Denys Halata

Personal information
- Full name: Denys Olehovych Halata
- Date of birth: 4 September 2000 (age 24)
- Place of birth: Kremenchuk, Poltava Oblast, Ukraine
- Height: 1.76 m (5 ft 9+1⁄2 in)
- Position(s): Forward

Team information
- Current team: Grobiņas
- Number: 21

Youth career
- 201?–2017: Kremin Kremenchuk
- 2017–2019: Vorskla Poltava

Senior career*
- Years: Team / Apps / (Gls)
- 2019–2022: Vorskla Poltava / 4 / (0)
- 2020–2022: → Kremin Kremenchuk (loan) / 42 / (8)
- 2022–: Kremin Kremenchuk / 17 / (11)
- 2023: → Metalurh Zaporizhzhia (loan) / 18 / (2)
- 2024: → Grobiņas (loan) / 33 / (4)
- 2025–: Grobiņas / 5 / (1)

= Denys Halata =

Ukrainian footballer (born 2000)

Denys Halata (Денис Олегович Галата; born 4 September 2000) is a Ukrainian football forward who plays for Latvian club Grobiņas.

==Career==
Halata is a product of Kremin Kremenchuk youth sportive system.

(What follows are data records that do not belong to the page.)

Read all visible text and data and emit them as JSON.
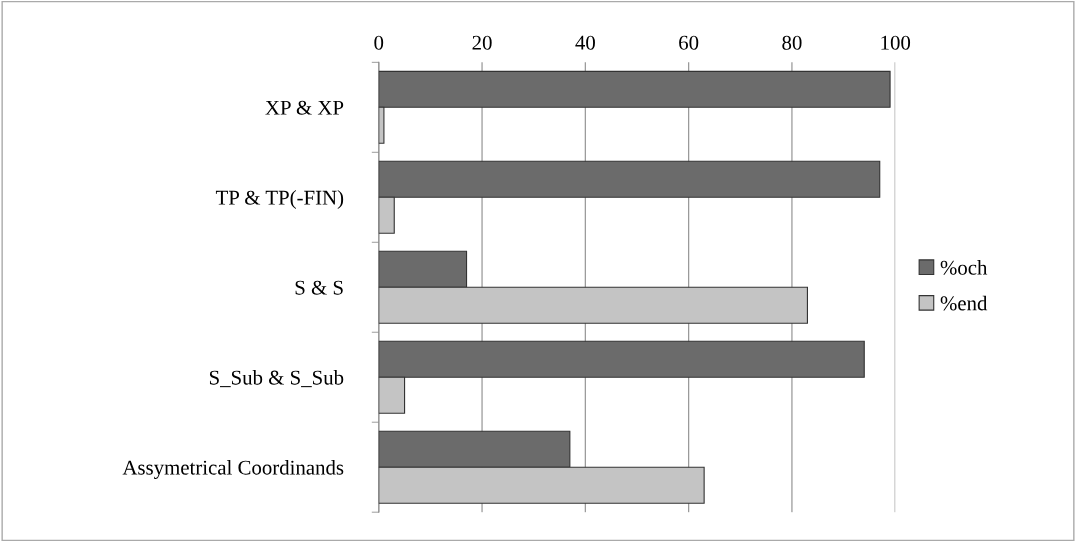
{
  "chart_data": {
    "type": "bar",
    "orientation": "horizontal",
    "categories": [
      "XP & XP",
      "TP & TP(-FIN)",
      "S & S",
      "S_Sub & S_Sub",
      "Assymetrical Coordinands"
    ],
    "series": [
      {
        "name": "%och",
        "color": "#6b6b6b",
        "values": [
          99,
          97,
          17,
          94,
          37
        ]
      },
      {
        "name": "%end",
        "color": "#c4c4c4",
        "values": [
          1,
          3,
          83,
          5,
          63
        ]
      }
    ],
    "xlim": [
      0,
      100
    ],
    "xticks": [
      0,
      20,
      40,
      60,
      80,
      100
    ],
    "grid": "x",
    "legend": "right"
  }
}
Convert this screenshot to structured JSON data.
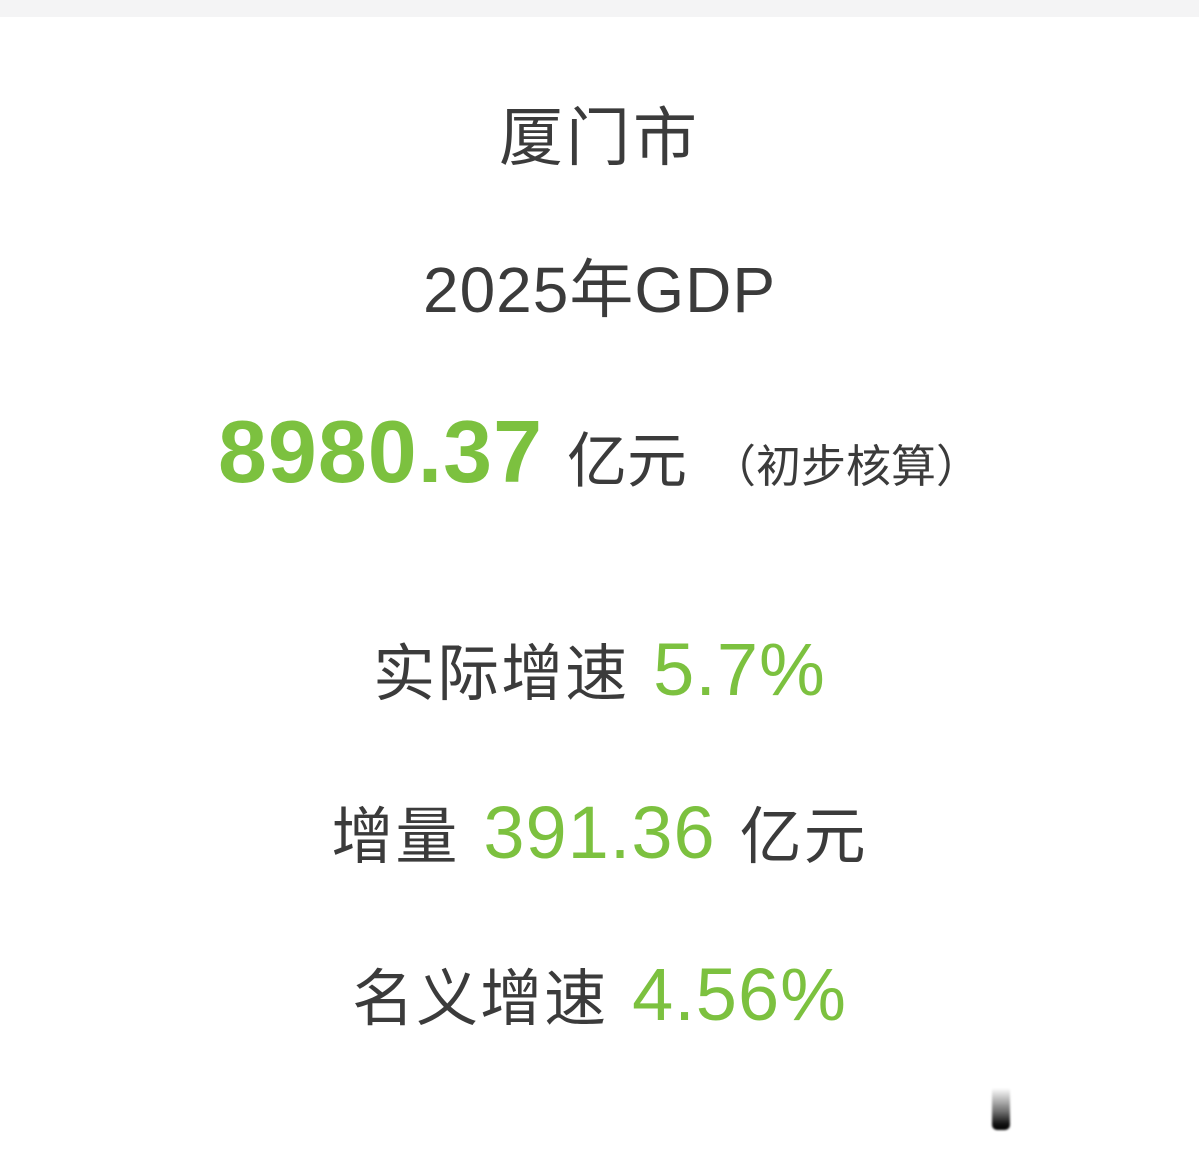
{
  "theme": {
    "accent_green": "#7cc13f",
    "text_dark": "#3b3b3b",
    "top_strip": "#f4f4f5",
    "background": "#ffffff"
  },
  "card": {
    "city": "厦门市",
    "title": "2025年GDP",
    "gdp": {
      "value": "8980.37",
      "unit": "亿元",
      "note": "（初步核算）"
    },
    "metrics": [
      {
        "label": "实际增速",
        "value": "5.7%",
        "unit": ""
      },
      {
        "label": "增量",
        "value": "391.36",
        "unit": "亿元"
      },
      {
        "label": "名义增速",
        "value": "4.56%",
        "unit": ""
      }
    ]
  }
}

He continued his youth career in the Vorskla Poltava.

On 27 July 2019 during the match against Zorya U-21 in Ukrainian Premier League Under-21, Halata scored the first goal of the season.

In 2019 he was promoted to the main squad to play in the Ukrainian Premier League for Vorskla. Halata made his debut in the Ukrainian Premier League for FC Vorskla as a substituted on 15 December 2019, playing in a winning match against FC Karpaty Lviv.

===Metalurh Zaporizhzhia===
Halata moved to on loan to Metalurh Zaporizhzhia on 10 July 2023. During first half of the season he played in eighteen matches and scored twice.

===Grobiņas===
In March 2024 it was revealed that Halata moved to Latvian Higher League club Grobiņas. He made his debut on 10 March 2024 in a 1:0 loss to Riga. He replaced Pape Diufs Ndiaje Dudu on fifty-ninth minute.